このネット記事を読んだ時に、「養老孟司もか……」とびっくり仰天してしまった。

最近出したムックで(高橋留美子さんに)対談をお願いしました。編集者が、この世でいちばん会いたい女性はだれか?と聞くので、「高橋留美子さん」と答えました。本人もトボケた雰囲気で、想像通りの方でした。サイン色紙に錯乱坊を描いて下さいました。

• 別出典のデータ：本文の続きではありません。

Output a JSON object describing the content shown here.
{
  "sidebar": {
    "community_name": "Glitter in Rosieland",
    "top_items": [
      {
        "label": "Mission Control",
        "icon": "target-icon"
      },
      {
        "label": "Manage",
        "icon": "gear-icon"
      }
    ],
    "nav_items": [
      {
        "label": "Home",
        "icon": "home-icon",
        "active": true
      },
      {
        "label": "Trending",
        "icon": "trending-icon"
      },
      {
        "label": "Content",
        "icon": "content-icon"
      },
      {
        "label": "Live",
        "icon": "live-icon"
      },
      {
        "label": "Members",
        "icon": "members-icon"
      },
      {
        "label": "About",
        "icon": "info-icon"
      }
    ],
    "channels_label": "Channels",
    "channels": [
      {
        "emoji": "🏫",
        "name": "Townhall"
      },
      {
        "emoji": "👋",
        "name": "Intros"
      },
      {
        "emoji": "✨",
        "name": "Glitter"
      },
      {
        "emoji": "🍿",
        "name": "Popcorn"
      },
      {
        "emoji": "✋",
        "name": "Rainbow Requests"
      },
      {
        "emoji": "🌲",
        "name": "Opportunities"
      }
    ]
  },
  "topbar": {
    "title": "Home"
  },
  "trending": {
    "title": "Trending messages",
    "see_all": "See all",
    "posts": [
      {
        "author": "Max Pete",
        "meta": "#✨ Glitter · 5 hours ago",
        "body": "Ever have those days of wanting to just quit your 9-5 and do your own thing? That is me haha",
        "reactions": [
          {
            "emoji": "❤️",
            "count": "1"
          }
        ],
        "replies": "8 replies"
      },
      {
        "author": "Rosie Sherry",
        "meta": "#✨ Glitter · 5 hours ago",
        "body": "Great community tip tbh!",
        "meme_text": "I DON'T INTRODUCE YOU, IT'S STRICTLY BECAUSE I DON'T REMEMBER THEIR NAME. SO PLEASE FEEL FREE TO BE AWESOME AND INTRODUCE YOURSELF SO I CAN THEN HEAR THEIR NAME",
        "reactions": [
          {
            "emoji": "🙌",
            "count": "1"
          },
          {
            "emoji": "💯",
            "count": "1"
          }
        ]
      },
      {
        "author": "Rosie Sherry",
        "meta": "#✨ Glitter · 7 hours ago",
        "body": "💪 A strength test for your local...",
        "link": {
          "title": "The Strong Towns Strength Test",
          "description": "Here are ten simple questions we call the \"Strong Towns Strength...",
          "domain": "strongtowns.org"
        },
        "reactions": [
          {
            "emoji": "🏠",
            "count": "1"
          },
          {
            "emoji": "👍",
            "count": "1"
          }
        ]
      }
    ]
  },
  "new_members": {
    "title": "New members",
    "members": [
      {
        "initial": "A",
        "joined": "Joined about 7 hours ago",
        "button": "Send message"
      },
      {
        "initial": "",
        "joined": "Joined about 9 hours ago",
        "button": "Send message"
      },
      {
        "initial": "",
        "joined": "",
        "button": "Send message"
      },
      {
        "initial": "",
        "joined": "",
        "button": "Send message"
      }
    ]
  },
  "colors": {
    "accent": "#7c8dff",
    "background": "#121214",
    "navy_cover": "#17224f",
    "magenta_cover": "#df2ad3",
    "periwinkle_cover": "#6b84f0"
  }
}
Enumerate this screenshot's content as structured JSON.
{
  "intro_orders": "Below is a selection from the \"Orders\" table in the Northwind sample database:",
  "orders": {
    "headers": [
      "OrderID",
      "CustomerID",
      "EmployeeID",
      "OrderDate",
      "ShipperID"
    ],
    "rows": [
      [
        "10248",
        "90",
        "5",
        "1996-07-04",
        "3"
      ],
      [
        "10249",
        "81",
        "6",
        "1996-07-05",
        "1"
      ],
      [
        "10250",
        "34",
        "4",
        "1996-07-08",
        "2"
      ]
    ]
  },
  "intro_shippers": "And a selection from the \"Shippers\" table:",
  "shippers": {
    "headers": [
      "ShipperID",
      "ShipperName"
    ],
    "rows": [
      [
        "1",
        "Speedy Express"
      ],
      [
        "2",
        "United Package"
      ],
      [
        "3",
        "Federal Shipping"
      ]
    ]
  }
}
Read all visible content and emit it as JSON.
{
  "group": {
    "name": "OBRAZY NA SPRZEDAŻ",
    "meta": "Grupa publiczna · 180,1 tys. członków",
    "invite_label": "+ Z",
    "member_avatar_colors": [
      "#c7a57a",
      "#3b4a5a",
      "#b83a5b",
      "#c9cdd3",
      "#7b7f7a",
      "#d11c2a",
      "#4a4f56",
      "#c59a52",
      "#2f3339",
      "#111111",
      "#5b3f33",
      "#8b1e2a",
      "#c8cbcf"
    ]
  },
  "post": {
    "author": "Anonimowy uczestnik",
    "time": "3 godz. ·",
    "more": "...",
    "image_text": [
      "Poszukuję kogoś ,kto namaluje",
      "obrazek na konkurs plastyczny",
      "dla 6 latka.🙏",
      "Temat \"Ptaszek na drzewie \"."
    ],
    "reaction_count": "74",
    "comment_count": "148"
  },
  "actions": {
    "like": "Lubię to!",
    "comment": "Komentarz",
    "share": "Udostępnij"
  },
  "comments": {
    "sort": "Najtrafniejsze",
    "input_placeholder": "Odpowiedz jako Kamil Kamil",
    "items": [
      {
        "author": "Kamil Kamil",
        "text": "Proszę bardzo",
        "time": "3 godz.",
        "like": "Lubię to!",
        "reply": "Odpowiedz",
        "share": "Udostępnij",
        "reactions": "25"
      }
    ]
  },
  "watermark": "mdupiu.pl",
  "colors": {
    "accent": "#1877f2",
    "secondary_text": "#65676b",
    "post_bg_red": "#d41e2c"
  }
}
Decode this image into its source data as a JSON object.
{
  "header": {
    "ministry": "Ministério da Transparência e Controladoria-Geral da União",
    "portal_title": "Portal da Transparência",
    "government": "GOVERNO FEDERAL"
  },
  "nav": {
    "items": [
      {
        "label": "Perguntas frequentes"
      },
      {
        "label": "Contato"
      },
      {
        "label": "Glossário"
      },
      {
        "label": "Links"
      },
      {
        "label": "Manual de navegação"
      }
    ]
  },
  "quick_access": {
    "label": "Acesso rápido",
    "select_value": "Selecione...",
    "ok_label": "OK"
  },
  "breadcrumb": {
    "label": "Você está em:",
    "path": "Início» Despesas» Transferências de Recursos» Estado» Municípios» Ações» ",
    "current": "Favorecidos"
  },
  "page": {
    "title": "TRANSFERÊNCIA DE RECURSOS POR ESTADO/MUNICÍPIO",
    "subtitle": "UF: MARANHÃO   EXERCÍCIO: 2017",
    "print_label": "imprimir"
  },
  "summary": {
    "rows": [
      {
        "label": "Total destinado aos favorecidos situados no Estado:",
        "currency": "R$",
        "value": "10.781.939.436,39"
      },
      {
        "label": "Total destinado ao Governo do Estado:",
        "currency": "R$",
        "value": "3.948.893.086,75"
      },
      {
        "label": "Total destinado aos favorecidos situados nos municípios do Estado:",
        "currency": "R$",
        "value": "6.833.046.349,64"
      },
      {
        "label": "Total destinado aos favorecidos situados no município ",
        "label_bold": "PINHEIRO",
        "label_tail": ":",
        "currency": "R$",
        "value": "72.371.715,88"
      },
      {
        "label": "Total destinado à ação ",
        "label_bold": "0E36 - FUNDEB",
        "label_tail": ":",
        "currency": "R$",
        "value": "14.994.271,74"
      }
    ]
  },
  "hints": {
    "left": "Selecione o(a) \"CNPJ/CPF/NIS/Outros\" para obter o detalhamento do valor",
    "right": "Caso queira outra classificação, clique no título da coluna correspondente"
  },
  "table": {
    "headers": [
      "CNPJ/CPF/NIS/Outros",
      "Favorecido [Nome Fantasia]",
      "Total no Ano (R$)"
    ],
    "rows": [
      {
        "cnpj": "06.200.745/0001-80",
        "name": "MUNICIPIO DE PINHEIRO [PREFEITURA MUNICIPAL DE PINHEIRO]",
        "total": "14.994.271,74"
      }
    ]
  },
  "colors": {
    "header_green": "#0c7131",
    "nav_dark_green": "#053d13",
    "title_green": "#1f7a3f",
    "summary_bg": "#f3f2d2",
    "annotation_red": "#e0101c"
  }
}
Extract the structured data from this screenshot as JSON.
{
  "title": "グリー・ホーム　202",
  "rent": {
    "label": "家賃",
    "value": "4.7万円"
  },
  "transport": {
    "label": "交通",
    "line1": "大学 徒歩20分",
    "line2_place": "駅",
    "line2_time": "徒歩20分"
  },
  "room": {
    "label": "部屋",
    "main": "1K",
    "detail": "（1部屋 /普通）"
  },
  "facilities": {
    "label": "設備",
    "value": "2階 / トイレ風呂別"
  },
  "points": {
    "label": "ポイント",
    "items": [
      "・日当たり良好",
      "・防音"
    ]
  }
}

まさか、養老孟司までが高橋留美子症候群にやられているとは思わないし。
養老先生が言う「身体論」はとにかく新鮮で、ニヒリスティックにも偏らず、肉体への過度の信頼も置かず、「ヒトのカタチ」を見せてくれるところがすごく好きだ。
……うん、もったいぶった漢字の「人」でもなく、ちょっと精神性に重きを置きすぎた平仮名の「ひと」でもなく、ちょっと科学的ででも優しい筆致の「ヒト」って感じが、養老先生の語り口にはよく似合う。
しっかし、これで何人目だよ! 高橋留美子に会えたのが、この業界に入って一番うれしかったことだ」とか高橋留美子は女神だ」とかラムちゃんはこの世でもっとも美しい女性だ」云々と……。
以前も書いたが、吉田戦車が人妻好きになったのも高橋留美子の影響だし……。
2005-01-29 - さて次の企画は

私もつたないながらマンガの中で多くの人妻を描いてきた。きれいで変な人妻を描きたい、と思う気持ちはたぶん『人妻あばれ旅』(うる星やつら:文庫版4巻「ふたりだけのデート」)が脳に焼きついたときに芽生えたのだと思う。
(スペリオール:戦車映画より)

なんだろう、40才以上の男性に「うる星やつら」と「めぞん一刻」がもたらした高橋留美子ショックは、ちょっとオタク第二世代より下は理解しにくいかも? いや「らんま1/2」も好きだけどさ。
だれか、このあたりを解説して欲しい。う〜ん、あるいはこのあたりを解説するインタビュー記事なんぞを作った方が良く理解できるのかなぁ?
面白い漫画家だなぁ、凄い作家だなぁと個人的に尊敬するクリエイターの多くが、高橋留美子をあがめ奉っている。もちろん、高橋留美子は嫌いじゃないし、好きな漫画家なのは間違いないのだけれども、
この世で一番好きよ〜♪
というのが40代〜60代からまでゾロゾロいるというのは、まさに高橋留美子症候群だ。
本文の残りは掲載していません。